The government and the RBI have put out the borrowing program for the first half of FY23. The Centre will borrow Rs 8.45 trillion in the first half of FY23, representing nearly 60% of the full year target of Rs.14.31 trillion. The idea of front loading the borrowing program is normally to push capital expenditure which has the potential to will have a multiplier effect. This is higher than the gross borrowing of Rs.12.05 trillion in FY22. The borrowing will be spread across 2, 5, 7, 10, 14, 30 and 40 year securities and FRBs.

In FY22, total investor wealth accretion was to the tune of Rs.59.75 trillion with the Sensex surging 18.29% during the year. This was despite major headwinds like FPI selling, geopolitical tensions, spike in input costs, continuous rising inflation and a hawkish stance from the US Fed. Of course, the market cap is much lower than the peaks attained in late October 2021. Sensex had scaled an all-time high of 62,245 on 19th October last year. The returns on the Nifty were slightly better at 19% for the fiscal year ended Mar-22.

Amidst rising imports and a deepening merchandise trade deficit, India’s current account deficit widened to $23 billion in the Dec-21 quarter. This translates into 2.7% of GDP. The current account deficit stood at $9.9 billion in Sep-21 quarter but the surge in oil prices and a surge in gold imports were the key drivers. The CAD was lower than consensus market estimates. While the pay-outs on interest and dividend has been higher, the services surplus despite growing over last quarter, failed to keep pace with trade deficit.
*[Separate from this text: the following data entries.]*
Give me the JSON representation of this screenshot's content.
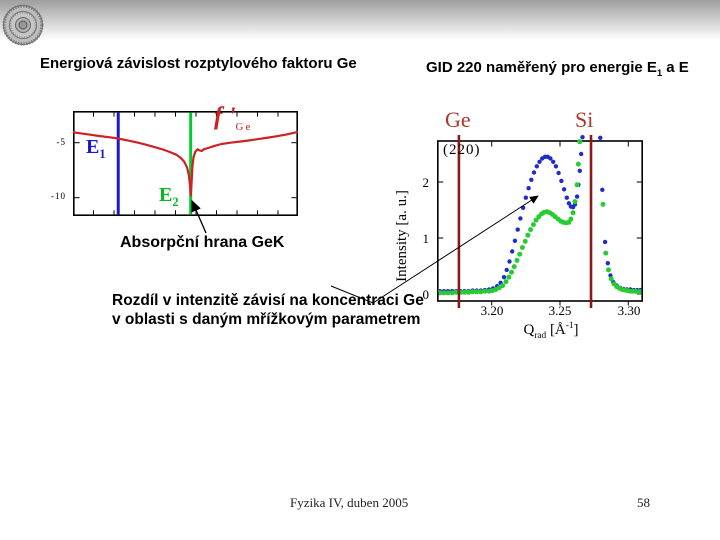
{
  "titles": {
    "left": "Energiová závislost rozptylového faktoru Ge",
    "right_pre": "GID 220 naměřený pro energie E",
    "right_sub": "1",
    "right_post": " a E"
  },
  "annotations": {
    "absorption_edge": "Absorpční hrana GeK",
    "intensity_note_line1": "Rozdíl v intenzitě závisí na koncentraci Ge",
    "intensity_note_line2": "v oblasti s daným mřížkovým parametrem"
  },
  "footer": {
    "left": "Fyzika IV, duben 2005",
    "page": "58"
  },
  "colors": {
    "curve_red": "#cc2222",
    "series_blue": "#1f2bcc",
    "series_green": "#27cc33",
    "maroon_line": "#8b1818",
    "element_label_red": "#a8392b"
  },
  "chart_data": [
    {
      "name": "fprime_vs_energy",
      "type": "line",
      "series_label": {
        "base": "f '",
        "sub": "Ge"
      },
      "ytick_labels": [
        "-5",
        "-10"
      ],
      "yticks": [
        -5,
        -10
      ],
      "ylim": [
        -11.6,
        -2.1
      ],
      "xlim_frac": [
        0,
        1
      ],
      "vlines": [
        {
          "label_base": "E",
          "label_sub": "1",
          "x_frac": 0.201,
          "color": "#1a1acc"
        },
        {
          "label_base": "E",
          "label_sub": "2",
          "x_frac": 0.523,
          "color": "#00cc33"
        }
      ],
      "series": [
        {
          "name": "f_prime_Ge",
          "color": "#cc2222",
          "points": [
            [
              0.0,
              -4.05
            ],
            [
              0.04,
              -4.17
            ],
            [
              0.08,
              -4.28
            ],
            [
              0.12,
              -4.4
            ],
            [
              0.16,
              -4.5
            ],
            [
              0.2,
              -4.62
            ],
            [
              0.24,
              -4.78
            ],
            [
              0.28,
              -4.95
            ],
            [
              0.32,
              -5.15
            ],
            [
              0.36,
              -5.38
            ],
            [
              0.4,
              -5.62
            ],
            [
              0.43,
              -5.85
            ],
            [
              0.46,
              -6.1
            ],
            [
              0.48,
              -6.4
            ],
            [
              0.495,
              -6.75
            ],
            [
              0.507,
              -7.25
            ],
            [
              0.515,
              -7.95
            ],
            [
              0.52,
              -8.9
            ],
            [
              0.5235,
              -9.8
            ],
            [
              0.527,
              -8.6
            ],
            [
              0.531,
              -7.1
            ],
            [
              0.536,
              -6.3
            ],
            [
              0.543,
              -5.85
            ],
            [
              0.553,
              -5.6
            ],
            [
              0.563,
              -5.7
            ],
            [
              0.572,
              -5.75
            ],
            [
              0.582,
              -5.6
            ],
            [
              0.6,
              -5.48
            ],
            [
              0.63,
              -5.28
            ],
            [
              0.66,
              -5.12
            ],
            [
              0.7,
              -5.0
            ],
            [
              0.74,
              -4.9
            ],
            [
              0.78,
              -4.8
            ],
            [
              0.82,
              -4.68
            ],
            [
              0.86,
              -4.56
            ],
            [
              0.9,
              -4.43
            ],
            [
              0.95,
              -4.25
            ],
            [
              1.0,
              -4.02
            ]
          ]
        }
      ]
    },
    {
      "name": "gid_220_rocking_curves",
      "type": "scatter",
      "reflection": "(220)",
      "ylabel": "Intensity [a. u.]",
      "xlabel_parts": {
        "base": "Q",
        "sub": "rad",
        "unit_pre": " [Å",
        "sup": "-1",
        "unit_post": "]"
      },
      "xtick_labels": [
        "3.20",
        "3.25",
        "3.30"
      ],
      "xticks": [
        3.2,
        3.25,
        3.3
      ],
      "ytick_labels": [
        "2",
        "1",
        "0"
      ],
      "yticks": [
        2,
        1,
        0
      ],
      "xlim": [
        3.16,
        3.311
      ],
      "ylim": [
        0,
        2.73
      ],
      "vlines": [
        {
          "label": "Ge",
          "q": 3.176,
          "color": "#8b1818"
        },
        {
          "label": "Si",
          "q": 3.2727,
          "color": "#8b1818"
        }
      ],
      "series": [
        {
          "name": "E1",
          "color": "#1f2bcc",
          "points": [
            [
              3.162,
              0.05
            ],
            [
              3.165,
              0.05
            ],
            [
              3.168,
              0.05
            ],
            [
              3.171,
              0.05
            ],
            [
              3.174,
              0.05
            ],
            [
              3.177,
              0.05
            ],
            [
              3.18,
              0.05
            ],
            [
              3.183,
              0.05
            ],
            [
              3.186,
              0.06
            ],
            [
              3.189,
              0.06
            ],
            [
              3.192,
              0.06
            ],
            [
              3.195,
              0.07
            ],
            [
              3.198,
              0.08
            ],
            [
              3.201,
              0.1
            ],
            [
              3.204,
              0.14
            ],
            [
              3.2065,
              0.2
            ],
            [
              3.209,
              0.3
            ],
            [
              3.211,
              0.43
            ],
            [
              3.213,
              0.58
            ],
            [
              3.215,
              0.76
            ],
            [
              3.217,
              0.95
            ],
            [
              3.219,
              1.15
            ],
            [
              3.221,
              1.35
            ],
            [
              3.223,
              1.54
            ],
            [
              3.225,
              1.72
            ],
            [
              3.227,
              1.89
            ],
            [
              3.229,
              2.04
            ],
            [
              3.231,
              2.17
            ],
            [
              3.233,
              2.28
            ],
            [
              3.235,
              2.36
            ],
            [
              3.237,
              2.42
            ],
            [
              3.239,
              2.45
            ],
            [
              3.241,
              2.45
            ],
            [
              3.243,
              2.42
            ],
            [
              3.245,
              2.36
            ],
            [
              3.247,
              2.28
            ],
            [
              3.249,
              2.16
            ],
            [
              3.251,
              2.02
            ],
            [
              3.253,
              1.87
            ],
            [
              3.255,
              1.72
            ],
            [
              3.2565,
              1.62
            ],
            [
              3.258,
              1.56
            ],
            [
              3.2595,
              1.55
            ],
            [
              3.261,
              1.6
            ],
            [
              3.2625,
              1.74
            ],
            [
              3.2635,
              1.95
            ],
            [
              3.2645,
              2.2
            ],
            [
              3.2655,
              2.5
            ],
            [
              3.2665,
              2.8
            ],
            [
              3.268,
              3.2
            ],
            [
              3.27,
              3.6
            ],
            [
              3.272,
              3.8
            ],
            [
              3.274,
              3.7
            ],
            [
              3.276,
              3.4
            ],
            [
              3.278,
              3.1
            ],
            [
              3.2795,
              2.79
            ],
            [
              3.281,
              1.86
            ],
            [
              3.283,
              0.93
            ],
            [
              3.285,
              0.55
            ],
            [
              3.287,
              0.33
            ],
            [
              3.289,
              0.21
            ],
            [
              3.2915,
              0.15
            ],
            [
              3.294,
              0.11
            ],
            [
              3.2965,
              0.09
            ],
            [
              3.299,
              0.08
            ],
            [
              3.3015,
              0.08
            ],
            [
              3.304,
              0.07
            ],
            [
              3.3065,
              0.07
            ],
            [
              3.309,
              0.07
            ]
          ]
        },
        {
          "name": "E2",
          "color": "#27cc33",
          "points": [
            [
              3.162,
              0.02
            ],
            [
              3.165,
              0.02
            ],
            [
              3.168,
              0.02
            ],
            [
              3.171,
              0.02
            ],
            [
              3.174,
              0.03
            ],
            [
              3.177,
              0.03
            ],
            [
              3.18,
              0.03
            ],
            [
              3.183,
              0.03
            ],
            [
              3.186,
              0.04
            ],
            [
              3.189,
              0.04
            ],
            [
              3.192,
              0.04
            ],
            [
              3.195,
              0.05
            ],
            [
              3.198,
              0.05
            ],
            [
              3.2005,
              0.06
            ],
            [
              3.203,
              0.08
            ],
            [
              3.2055,
              0.11
            ],
            [
              3.208,
              0.15
            ],
            [
              3.2105,
              0.22
            ],
            [
              3.2125,
              0.3
            ],
            [
              3.2145,
              0.39
            ],
            [
              3.2165,
              0.49
            ],
            [
              3.2185,
              0.6
            ],
            [
              3.2205,
              0.71
            ],
            [
              3.2225,
              0.83
            ],
            [
              3.2245,
              0.94
            ],
            [
              3.2265,
              1.05
            ],
            [
              3.2285,
              1.15
            ],
            [
              3.2305,
              1.24
            ],
            [
              3.2325,
              1.32
            ],
            [
              3.2345,
              1.38
            ],
            [
              3.2365,
              1.43
            ],
            [
              3.2385,
              1.46
            ],
            [
              3.2405,
              1.47
            ],
            [
              3.2425,
              1.45
            ],
            [
              3.2445,
              1.42
            ],
            [
              3.2465,
              1.38
            ],
            [
              3.2485,
              1.34
            ],
            [
              3.2505,
              1.3
            ],
            [
              3.2525,
              1.28
            ],
            [
              3.2545,
              1.27
            ],
            [
              3.2565,
              1.28
            ],
            [
              3.258,
              1.34
            ],
            [
              3.2595,
              1.45
            ],
            [
              3.261,
              1.65
            ],
            [
              3.2625,
              1.95
            ],
            [
              3.2635,
              2.32
            ],
            [
              3.2645,
              2.72
            ],
            [
              3.266,
              3.1
            ],
            [
              3.268,
              3.5
            ],
            [
              3.27,
              3.8
            ],
            [
              3.272,
              3.9
            ],
            [
              3.274,
              3.7
            ],
            [
              3.276,
              3.4
            ],
            [
              3.278,
              3.1
            ],
            [
              3.2815,
              1.6
            ],
            [
              3.2835,
              0.73
            ],
            [
              3.2855,
              0.43
            ],
            [
              3.2875,
              0.27
            ],
            [
              3.2895,
              0.18
            ],
            [
              3.2915,
              0.13
            ],
            [
              3.2935,
              0.1
            ],
            [
              3.2955,
              0.08
            ],
            [
              3.2975,
              0.07
            ],
            [
              3.2995,
              0.06
            ],
            [
              3.3015,
              0.05
            ],
            [
              3.3035,
              0.05
            ],
            [
              3.3055,
              0.05
            ],
            [
              3.3075,
              0.04
            ],
            [
              3.3095,
              0.04
            ]
          ]
        }
      ]
    }
  ]
}
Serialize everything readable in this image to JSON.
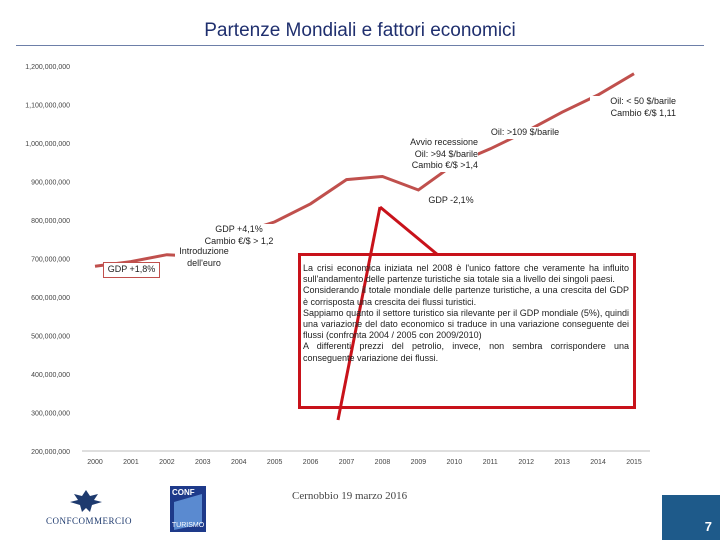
{
  "title": "Partenze Mondiali e fattori economici",
  "chart_data": {
    "type": "line",
    "x": [
      2000,
      2001,
      2002,
      2003,
      2004,
      2005,
      2006,
      2007,
      2008,
      2009,
      2010,
      2011,
      2012,
      2013,
      2014,
      2015
    ],
    "series": [
      {
        "values": [
          680000000,
          692000000,
          710000000,
          705000000,
          765000000,
          795000000,
          842000000,
          905000000,
          913000000,
          878000000,
          945000000,
          985000000,
          1030000000,
          1080000000,
          1125000000,
          1180000000
        ]
      }
    ],
    "ylim": [
      200000000,
      1200000000
    ],
    "yticks": [
      200000000,
      300000000,
      400000000,
      500000000,
      600000000,
      700000000,
      800000000,
      900000000,
      1000000000,
      1100000000,
      1200000000
    ],
    "ytick_labels": [
      "200,000,000",
      "300,000,000",
      "400,000,000",
      "500,000,000",
      "600,000,000",
      "700,000,000",
      "800,000,000",
      "900,000,000",
      "1,000,000,000",
      "1,100,000,000",
      "1,200,000,000"
    ],
    "xtick_labels": [
      "2000",
      "2001",
      "2002",
      "2003",
      "2004",
      "2005",
      "2006",
      "2007",
      "2008",
      "2009",
      "2010",
      "2011",
      "2012",
      "2013",
      "2014",
      "2015"
    ],
    "line_color": "#c0504d",
    "grid": false
  },
  "annotations": {
    "gdp_2000": "GDP +1,8%",
    "intro_euro": "Introduzione dell'euro",
    "gdp_2003_l1": "GDP +4,1%",
    "gdp_2003_l2": "Cambio €/$ > 1,2",
    "recessione_l1": "Avvio recessione",
    "recessione_l2": "Oil: >94 $/barile",
    "recessione_l3": "Cambio €/$ >1,4",
    "oil_109": "Oil: >109 $/barile",
    "gdp_2009": "GDP -2,1%",
    "oil_50_l1": "Oil: < 50 $/barile",
    "oil_50_l2": "Cambio €/$ 1,11"
  },
  "textbox": {
    "p1": "La crisi economica iniziata nel 2008 è l'unico fattore che veramente ha influito sull'andamento delle partenze turistiche sia totale sia a livello dei singoli paesi.",
    "p2": "Considerando il totale mondiale delle partenze turistiche, a una crescita del GDP è corrisposta una crescita dei flussi turistici.",
    "p3": "Sappiamo quanto il settore turistico sia rilevante per il GDP mondiale (5%), quindi una variazione del dato economico si traduce in una variazione conseguente dei flussi (confronta 2004 / 2005 con 2009/2010)",
    "p4": "A differenti prezzi del petrolio, invece, non sembra corrispondere una conseguente variazione dei flussi."
  },
  "footer": "Cernobbio 19 marzo 2016",
  "page_number": "7",
  "logos": {
    "confcommercio": "CONFCOMMERCIO",
    "conf_turismo_top": "CONF",
    "conf_turismo_bottom": "TURISMO"
  }
}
Yatharth Hospital & Trauma Care Services Ltd has filed draft red herring prospectus with SEBI for its proposed IPO of Rs.610 crore plus OFS. Yatharth operates and manages private hospitals in the Delhi-NCR region. The fresh issue will be worth Rs.610 crore with an additional offer for sale of 65.51 lakh shares, at a price band to be decided later, by promoter entities. Yatharth is also planning a pre-IPO placement of Rs.122 crore, and if successful, final IPO size would be reduced. It will use issue proceeds to reduce debt.